A próxima ação na Alemanha está planejada para
transcorrer à margem do Salão Internacional do Automóvel de Frankfurt.
Em 7 de outubro começa uma semana mundial de protestos, na qual o grupo
pretende paralisar Berlim, Amsterdã e Nova York, entre muitas outras
cidades. Em Londres – apesar de ou talvez justamente devido às centenas
de detenções –, uma ação semelhante levou o Parlamento britânico a
proclamar simbolicamente o estado de emergência climática em maio.
A
Extinction Rebellion é bastante criticada por ações que ultrapassam os
limites da legalidade. No entanto é difícil distinguir se essas críticas
realmente se dirigem às medidas do movimento ou a seus objetivos. O
movimento Greve pelo Futuro (Fridays for Future) também recebeu críticas
maciças por suas greves durante o horário escolar, recordou Eule.

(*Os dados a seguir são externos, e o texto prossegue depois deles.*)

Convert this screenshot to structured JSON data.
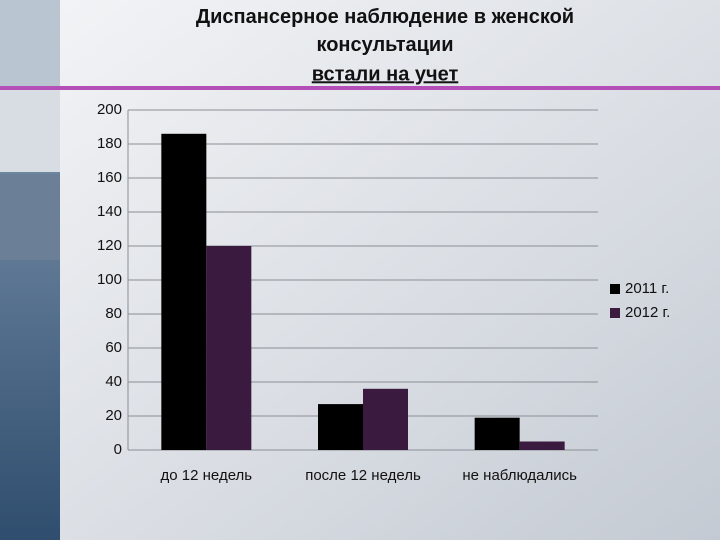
{
  "chart_data": {
    "type": "bar",
    "title": "Диспансерное наблюдение в женской консультации",
    "subtitle": "встали на учет",
    "categories": [
      "до 12 недель",
      "после 12 недель",
      "не наблюдались"
    ],
    "series": [
      {
        "name": "2011 г.",
        "color": "#000000",
        "values": [
          186,
          27,
          19
        ]
      },
      {
        "name": "2012 г.",
        "color": "#3b1a40",
        "values": [
          120,
          36,
          5
        ]
      }
    ],
    "ylim": [
      0,
      200
    ],
    "yticks": [
      0,
      20,
      40,
      60,
      80,
      100,
      120,
      140,
      160,
      180,
      200
    ],
    "grid": true,
    "legend": "right"
  }
}
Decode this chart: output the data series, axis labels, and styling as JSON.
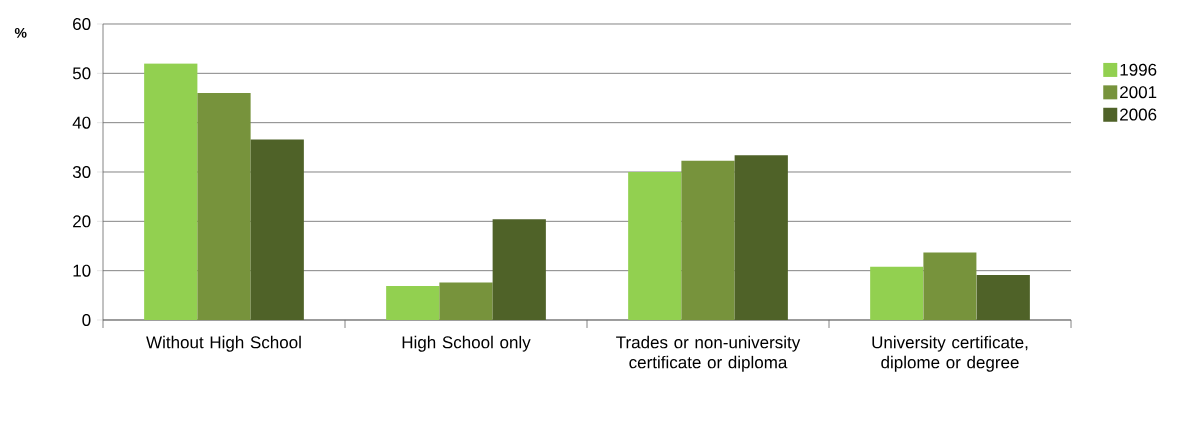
{
  "chart_data": {
    "type": "bar",
    "ylabel": "%",
    "categories": [
      "Without High School",
      "High School only",
      "Trades or non-university certificate or diploma",
      "University certificate, diplome or degree"
    ],
    "series": [
      {
        "name": "1996",
        "color": "#92d050",
        "values": [
          52.0,
          6.9,
          30.0,
          10.8
        ]
      },
      {
        "name": "2001",
        "color": "#77933c",
        "values": [
          46.0,
          7.6,
          32.3,
          13.7
        ]
      },
      {
        "name": "2006",
        "color": "#4f6228",
        "values": [
          36.6,
          20.4,
          33.4,
          9.1
        ]
      }
    ],
    "ylim": [
      0,
      60
    ],
    "yticks": [
      0,
      10,
      20,
      30,
      40,
      50,
      60
    ],
    "grid": "y",
    "legend": "right"
  }
}
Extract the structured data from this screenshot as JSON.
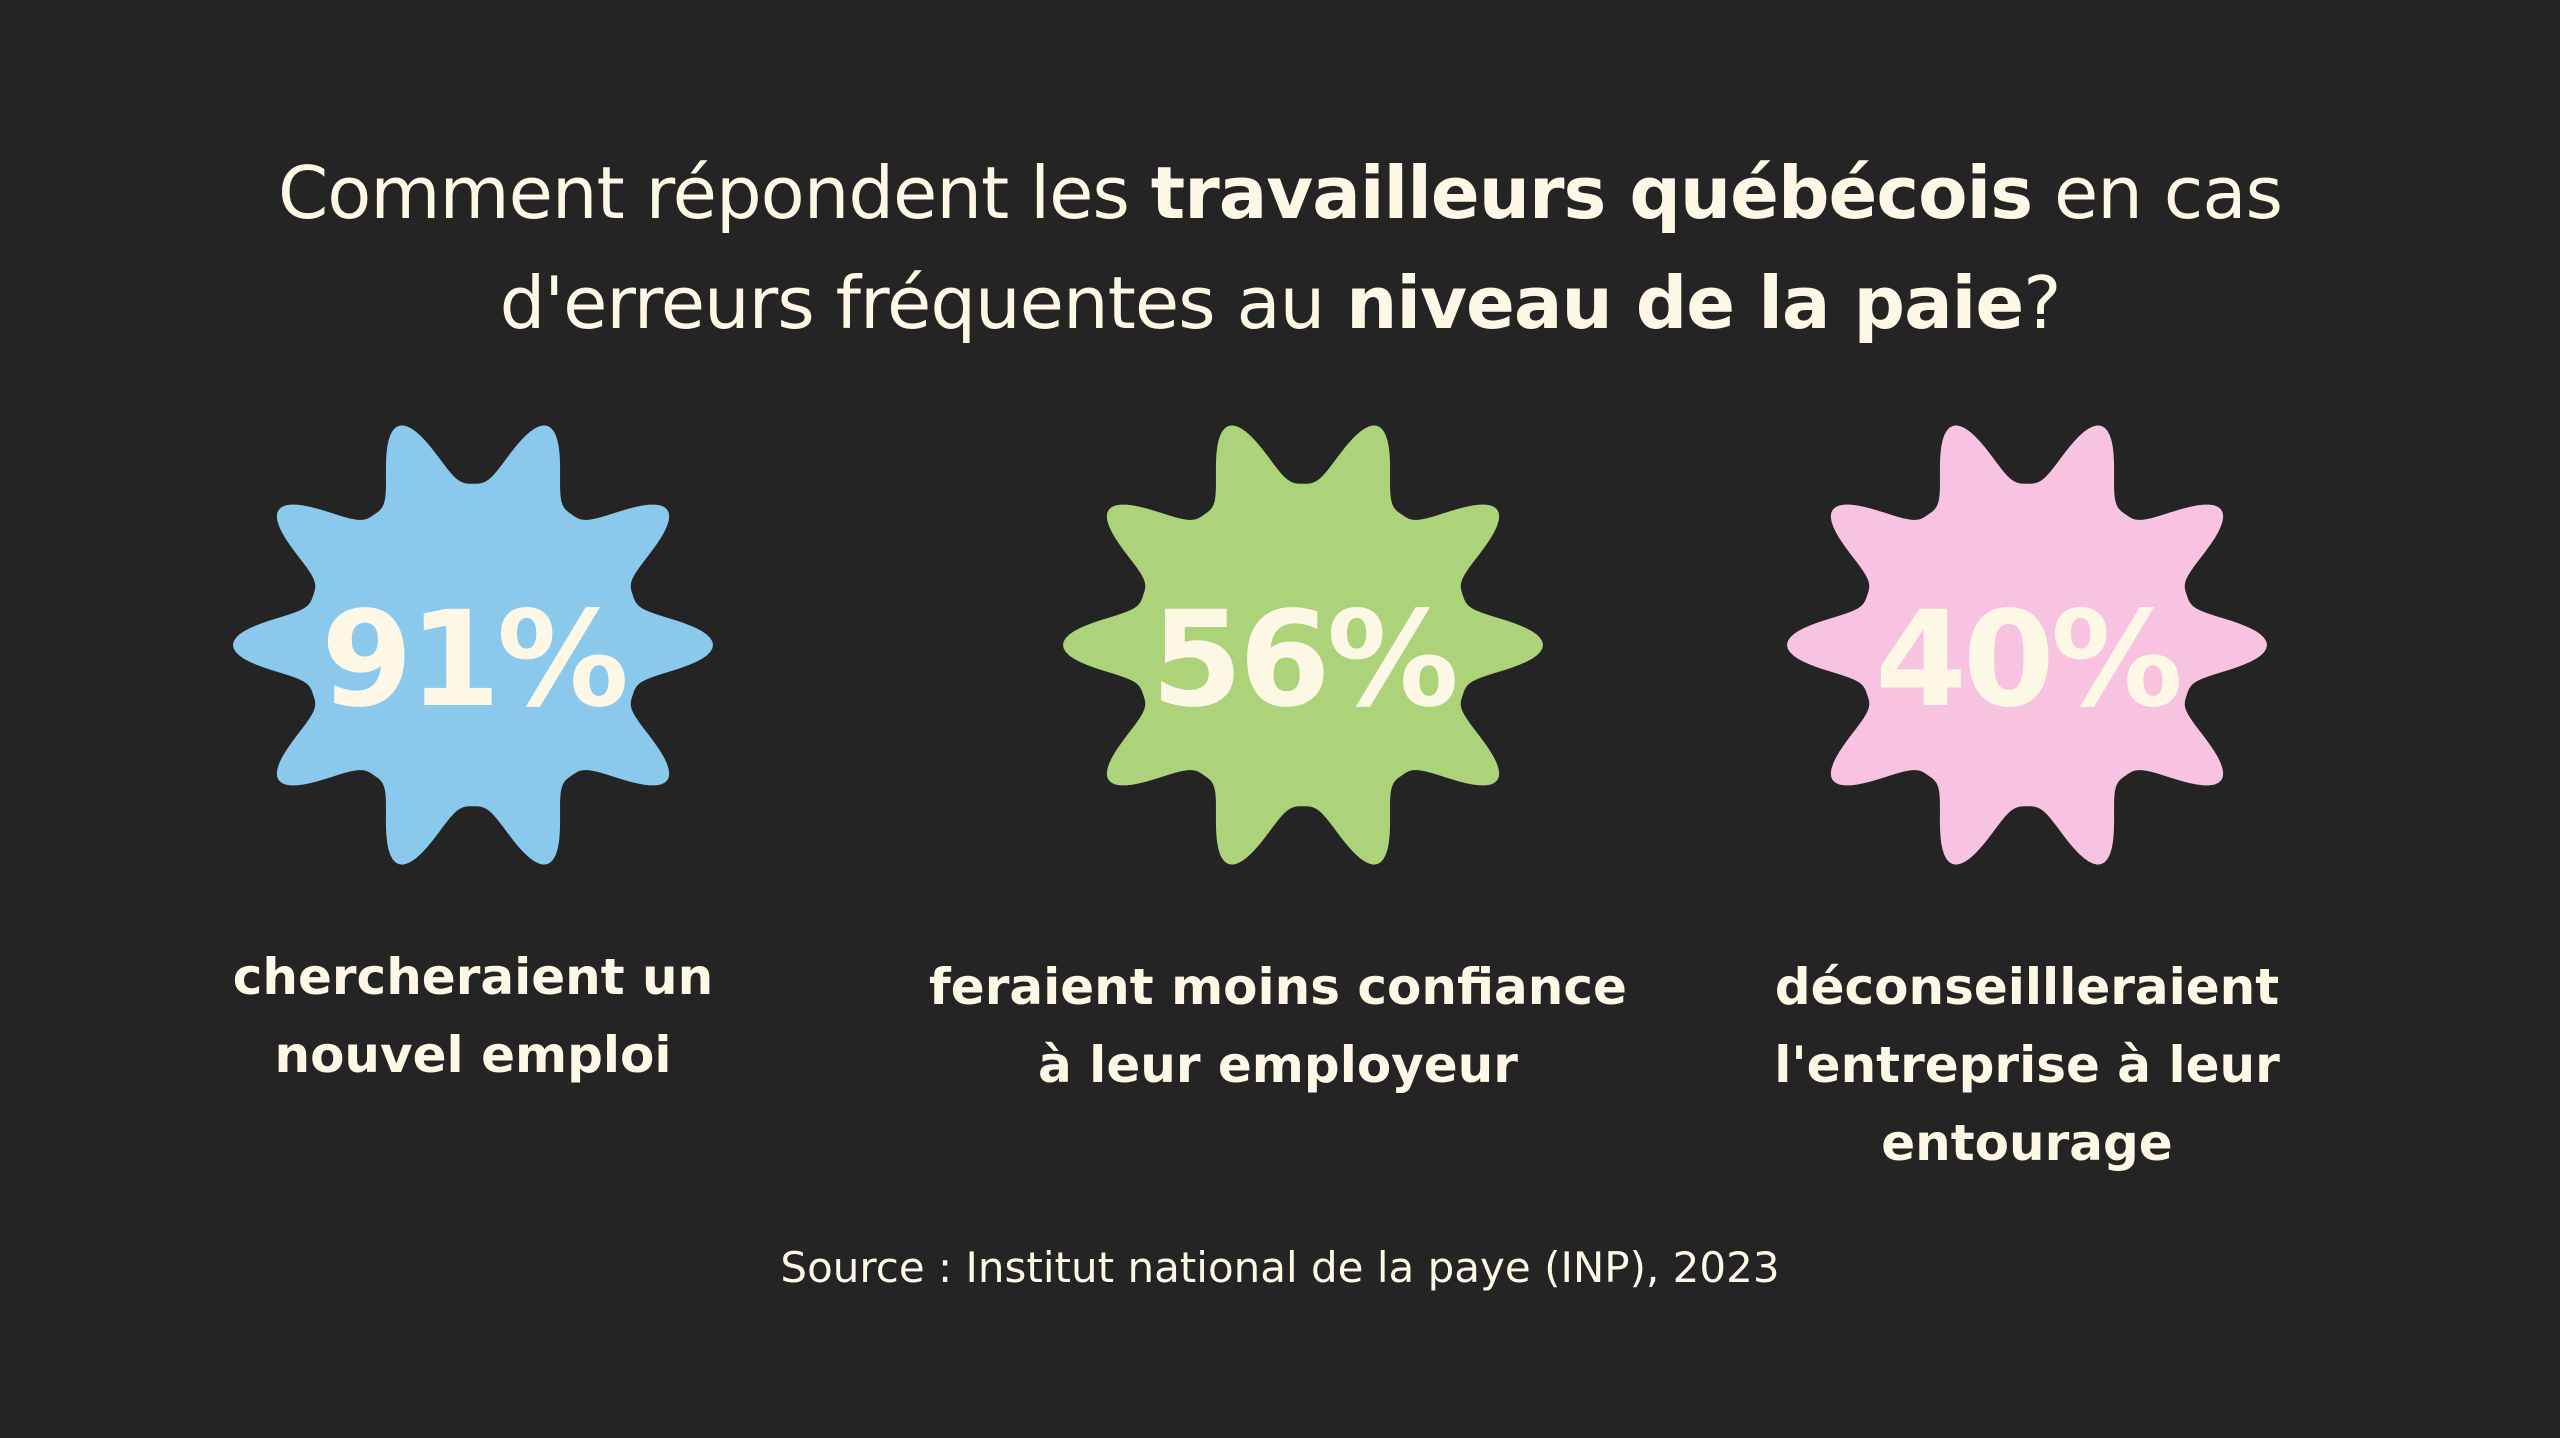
{
  "title": {
    "line1_a": "Comment répondent les ",
    "line1_b": "travailleurs québécois",
    "line1_c": " en cas",
    "line2_a": "d'erreurs fréquentes au ",
    "line2_b": "niveau de la paie",
    "line2_c": "?"
  },
  "stats": [
    {
      "value": "91%",
      "color": "#8ac9ec",
      "caption_lines": [
        "chercheraient un",
        "nouvel emploi"
      ]
    },
    {
      "value": "56%",
      "color": "#acd37a",
      "caption_lines": [
        "feraient moins confiance",
        "à leur employeur"
      ]
    },
    {
      "value": "40%",
      "color": "#f8c3e0",
      "caption_lines": [
        "déconseillleraient",
        "l'entreprise à leur",
        "entourage"
      ]
    }
  ],
  "source": "Source : Institut national de la paye (INP), 2023"
}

"Especialmente hoje em dia, num momento em que o potencial de tensão no
espaço público é muito alto, é preciso fazer relativamente pouco para
gerar uma reação."
As organizações de proteção climática todas
concordam com o objetivo fundamental, mesmo que algumas abordagens
difiram. Dezenas delas convocam para uma greve climática global em 20 de
setembro, desde o peso-pesado estabelecido Greenpeace até a ambiciosa
novata Extinction Rebellion.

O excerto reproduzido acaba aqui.